Dalam pernyataannya, Roro Tenty menegaskan bahwa sekolah alam hadir sebagai jawaban atas kebutuhan pendidikan yang tidak semata-mata berorientasi pada angka di rapor, tetapi juga pada pembentukan kepribadian, kemandirian, dan kepedulian sosial siswa.
“Sekolah alam menempatkan anak sebagai subjek pembelajaran. Anak tidak hanya belajar di dalam kelas, tetapi juga melalui interaksi langsung dengan alam, eksperimen, kegiatan kepemimpinan, dan proyek-proyek nyata yang membentuk karakter,” ujarnya.
Ia menambahkan, melalui kepemimpinannya di Regio 4 JSAN, pihaknya akan mendorong penguatan jejaring antar sekolah alam, peningkatan kualitas pendidik, serta memperluas literasi publik agar masyarakat semakin memahami manfaat pendidikan berbasis alam.
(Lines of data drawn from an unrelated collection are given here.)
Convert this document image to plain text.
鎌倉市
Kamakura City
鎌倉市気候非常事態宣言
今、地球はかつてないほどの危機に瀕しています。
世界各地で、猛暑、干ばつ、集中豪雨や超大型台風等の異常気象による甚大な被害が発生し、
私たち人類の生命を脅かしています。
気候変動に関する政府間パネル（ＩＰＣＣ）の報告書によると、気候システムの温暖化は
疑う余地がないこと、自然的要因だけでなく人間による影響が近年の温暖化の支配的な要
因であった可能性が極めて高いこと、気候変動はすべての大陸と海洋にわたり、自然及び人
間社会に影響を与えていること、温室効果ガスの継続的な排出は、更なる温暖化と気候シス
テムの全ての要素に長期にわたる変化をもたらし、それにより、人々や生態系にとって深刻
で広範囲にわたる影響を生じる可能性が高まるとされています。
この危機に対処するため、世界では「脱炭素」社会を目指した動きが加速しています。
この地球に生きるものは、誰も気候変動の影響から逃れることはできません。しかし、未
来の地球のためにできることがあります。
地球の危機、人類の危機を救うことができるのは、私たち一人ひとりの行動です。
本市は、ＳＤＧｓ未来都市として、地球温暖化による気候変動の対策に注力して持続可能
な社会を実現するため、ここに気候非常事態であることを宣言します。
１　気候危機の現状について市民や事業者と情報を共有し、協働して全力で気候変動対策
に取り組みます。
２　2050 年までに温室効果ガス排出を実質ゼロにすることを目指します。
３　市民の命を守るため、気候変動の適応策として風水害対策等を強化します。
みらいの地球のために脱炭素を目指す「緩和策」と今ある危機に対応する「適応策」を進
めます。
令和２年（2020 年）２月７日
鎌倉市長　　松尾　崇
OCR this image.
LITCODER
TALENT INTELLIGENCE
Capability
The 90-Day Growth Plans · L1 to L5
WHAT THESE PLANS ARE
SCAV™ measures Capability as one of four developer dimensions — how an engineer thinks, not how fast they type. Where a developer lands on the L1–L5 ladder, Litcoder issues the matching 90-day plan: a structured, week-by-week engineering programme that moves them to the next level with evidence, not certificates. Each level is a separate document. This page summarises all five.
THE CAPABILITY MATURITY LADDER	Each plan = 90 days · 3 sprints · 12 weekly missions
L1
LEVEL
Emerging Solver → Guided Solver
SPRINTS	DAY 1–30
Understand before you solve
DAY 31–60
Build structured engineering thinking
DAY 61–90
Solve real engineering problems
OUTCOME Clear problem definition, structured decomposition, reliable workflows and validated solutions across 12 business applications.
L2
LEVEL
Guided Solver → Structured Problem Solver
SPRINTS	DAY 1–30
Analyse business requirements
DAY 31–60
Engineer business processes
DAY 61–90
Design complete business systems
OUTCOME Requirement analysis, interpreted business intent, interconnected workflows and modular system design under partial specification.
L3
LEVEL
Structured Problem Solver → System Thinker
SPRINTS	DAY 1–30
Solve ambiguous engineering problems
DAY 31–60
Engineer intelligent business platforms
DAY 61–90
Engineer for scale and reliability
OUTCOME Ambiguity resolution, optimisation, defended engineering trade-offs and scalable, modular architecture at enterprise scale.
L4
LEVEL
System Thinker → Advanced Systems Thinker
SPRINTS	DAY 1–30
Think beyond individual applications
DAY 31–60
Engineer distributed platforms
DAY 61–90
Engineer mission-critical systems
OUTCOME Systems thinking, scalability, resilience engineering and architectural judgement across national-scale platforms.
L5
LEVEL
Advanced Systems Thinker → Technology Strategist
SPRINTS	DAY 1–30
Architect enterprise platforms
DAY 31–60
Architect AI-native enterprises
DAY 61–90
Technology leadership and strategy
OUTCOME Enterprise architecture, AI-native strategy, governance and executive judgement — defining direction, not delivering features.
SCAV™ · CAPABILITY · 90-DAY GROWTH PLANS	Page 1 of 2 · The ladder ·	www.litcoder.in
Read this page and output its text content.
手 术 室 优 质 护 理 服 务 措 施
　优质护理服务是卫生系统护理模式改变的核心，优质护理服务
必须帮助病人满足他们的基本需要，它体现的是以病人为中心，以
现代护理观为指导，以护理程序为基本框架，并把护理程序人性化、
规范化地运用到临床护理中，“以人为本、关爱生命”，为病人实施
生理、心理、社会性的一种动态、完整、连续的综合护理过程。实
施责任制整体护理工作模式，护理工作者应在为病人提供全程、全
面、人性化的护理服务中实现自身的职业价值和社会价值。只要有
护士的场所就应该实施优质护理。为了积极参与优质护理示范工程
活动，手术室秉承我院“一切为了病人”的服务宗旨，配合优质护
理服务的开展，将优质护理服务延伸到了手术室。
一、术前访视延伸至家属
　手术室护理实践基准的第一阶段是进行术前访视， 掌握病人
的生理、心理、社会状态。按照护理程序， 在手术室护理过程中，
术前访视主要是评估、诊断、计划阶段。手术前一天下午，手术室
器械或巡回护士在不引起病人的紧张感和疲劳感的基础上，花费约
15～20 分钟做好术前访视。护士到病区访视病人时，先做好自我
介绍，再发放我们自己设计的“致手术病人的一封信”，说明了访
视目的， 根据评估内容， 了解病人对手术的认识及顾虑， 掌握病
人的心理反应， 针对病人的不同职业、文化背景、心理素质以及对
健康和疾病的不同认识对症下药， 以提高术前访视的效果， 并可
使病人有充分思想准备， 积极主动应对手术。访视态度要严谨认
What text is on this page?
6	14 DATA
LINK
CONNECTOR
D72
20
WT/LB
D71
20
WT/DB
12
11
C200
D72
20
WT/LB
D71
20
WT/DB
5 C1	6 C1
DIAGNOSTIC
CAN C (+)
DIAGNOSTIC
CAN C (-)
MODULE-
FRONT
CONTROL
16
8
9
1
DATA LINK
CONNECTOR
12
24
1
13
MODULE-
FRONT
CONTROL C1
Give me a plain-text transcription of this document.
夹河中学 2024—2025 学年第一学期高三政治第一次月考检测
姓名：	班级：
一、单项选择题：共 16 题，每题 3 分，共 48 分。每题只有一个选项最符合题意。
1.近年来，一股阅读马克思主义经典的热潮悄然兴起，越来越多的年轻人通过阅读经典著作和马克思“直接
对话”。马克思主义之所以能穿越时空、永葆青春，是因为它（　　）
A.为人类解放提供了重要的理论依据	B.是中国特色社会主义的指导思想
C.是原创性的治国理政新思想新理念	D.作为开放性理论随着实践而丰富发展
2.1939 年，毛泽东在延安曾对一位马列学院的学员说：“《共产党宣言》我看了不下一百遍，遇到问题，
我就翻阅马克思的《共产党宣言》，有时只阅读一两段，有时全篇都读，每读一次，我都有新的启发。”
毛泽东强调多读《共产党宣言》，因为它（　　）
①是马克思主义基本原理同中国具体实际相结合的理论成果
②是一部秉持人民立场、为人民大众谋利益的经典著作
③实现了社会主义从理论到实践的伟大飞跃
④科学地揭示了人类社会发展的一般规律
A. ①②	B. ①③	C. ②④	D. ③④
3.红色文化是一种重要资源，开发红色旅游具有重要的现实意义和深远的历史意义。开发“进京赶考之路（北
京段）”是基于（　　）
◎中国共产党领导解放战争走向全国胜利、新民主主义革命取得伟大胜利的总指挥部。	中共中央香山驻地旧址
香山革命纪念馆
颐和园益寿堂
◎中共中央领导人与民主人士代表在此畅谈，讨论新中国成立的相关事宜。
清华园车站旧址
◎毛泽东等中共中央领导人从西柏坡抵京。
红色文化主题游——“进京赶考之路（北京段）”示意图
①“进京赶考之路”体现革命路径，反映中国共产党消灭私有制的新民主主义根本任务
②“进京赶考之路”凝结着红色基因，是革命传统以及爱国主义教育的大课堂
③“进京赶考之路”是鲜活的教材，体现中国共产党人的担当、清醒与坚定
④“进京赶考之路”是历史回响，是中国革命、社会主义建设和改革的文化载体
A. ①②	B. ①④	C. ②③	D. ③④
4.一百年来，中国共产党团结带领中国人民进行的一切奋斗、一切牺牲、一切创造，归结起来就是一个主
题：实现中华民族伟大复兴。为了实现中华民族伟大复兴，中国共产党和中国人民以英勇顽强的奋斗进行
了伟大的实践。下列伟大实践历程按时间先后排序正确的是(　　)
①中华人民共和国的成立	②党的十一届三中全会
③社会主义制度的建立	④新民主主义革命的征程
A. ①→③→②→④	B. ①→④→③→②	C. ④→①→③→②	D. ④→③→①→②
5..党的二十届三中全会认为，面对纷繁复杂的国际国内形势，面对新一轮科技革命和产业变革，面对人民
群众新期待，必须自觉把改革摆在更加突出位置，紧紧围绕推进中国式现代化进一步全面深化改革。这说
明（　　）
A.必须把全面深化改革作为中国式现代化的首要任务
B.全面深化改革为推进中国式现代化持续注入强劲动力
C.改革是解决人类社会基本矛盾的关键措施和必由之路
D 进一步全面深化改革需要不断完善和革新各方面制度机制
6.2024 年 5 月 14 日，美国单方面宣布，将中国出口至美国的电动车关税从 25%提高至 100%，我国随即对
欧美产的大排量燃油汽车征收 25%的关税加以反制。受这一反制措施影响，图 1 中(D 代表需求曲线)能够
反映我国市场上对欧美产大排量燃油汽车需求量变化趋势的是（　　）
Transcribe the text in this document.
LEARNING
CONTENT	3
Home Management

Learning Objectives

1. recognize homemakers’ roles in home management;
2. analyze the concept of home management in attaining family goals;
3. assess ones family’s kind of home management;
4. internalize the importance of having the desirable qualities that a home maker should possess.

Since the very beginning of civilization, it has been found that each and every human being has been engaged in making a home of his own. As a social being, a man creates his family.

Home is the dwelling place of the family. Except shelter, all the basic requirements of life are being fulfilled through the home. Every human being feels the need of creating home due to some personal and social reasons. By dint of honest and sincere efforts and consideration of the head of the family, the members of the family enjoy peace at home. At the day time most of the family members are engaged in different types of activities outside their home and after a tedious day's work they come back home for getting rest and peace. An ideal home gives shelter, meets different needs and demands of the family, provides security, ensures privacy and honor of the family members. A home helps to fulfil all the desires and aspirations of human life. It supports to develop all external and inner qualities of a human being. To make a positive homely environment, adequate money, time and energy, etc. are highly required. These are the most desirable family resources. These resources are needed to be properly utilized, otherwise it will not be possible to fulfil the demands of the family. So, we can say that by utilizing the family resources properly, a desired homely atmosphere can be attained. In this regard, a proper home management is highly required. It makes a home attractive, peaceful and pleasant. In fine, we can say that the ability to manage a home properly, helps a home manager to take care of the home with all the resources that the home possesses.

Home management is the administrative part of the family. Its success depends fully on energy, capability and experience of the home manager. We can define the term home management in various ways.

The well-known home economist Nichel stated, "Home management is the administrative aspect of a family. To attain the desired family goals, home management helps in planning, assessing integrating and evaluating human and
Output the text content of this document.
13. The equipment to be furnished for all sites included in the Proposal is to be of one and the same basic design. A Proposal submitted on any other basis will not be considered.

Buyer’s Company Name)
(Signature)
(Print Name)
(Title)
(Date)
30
Menurut Roro, tantangan utama sekolah alam saat ini adalah masih adanya anggapan bahwa keberhasilan pendidikan hanya diukur dari nilai akademik. Padahal, dunia masa depan membutuhkan generasi yang adaptif, kreatif, mampu memimpin, dan memiliki empati yang kuat.
“Kita ingin menghadirkan pendidikan yang menyenangkan, bermakna, dan membekali anak dengan pengalaman hidup, bukan sekadar hafalan,” tambahnya.
Sejumlah pengelola sekolah alam menyambut positif terpilihnya Roro Tenty sebagai Ketua Regio 4 JSAN. Mereka optimistis kepemimpinan baru ini dapat membawa semangat kolaborasi, inovasi program, serta memperkuat eksistensi sekolah alam di tengah masyarakat.
Dengan kepemimpinan baru tersebut, JSAN Regio 4 diharapkan mampu menjadi motor penggerak lahirnya ekosistem pendidikan yang lebih humanis, berkarakter, dan relevan dengan tantangan zaman, sekaligus memperluas akses masyarakat terhadap model pendidikan alternatif yang berkualitas.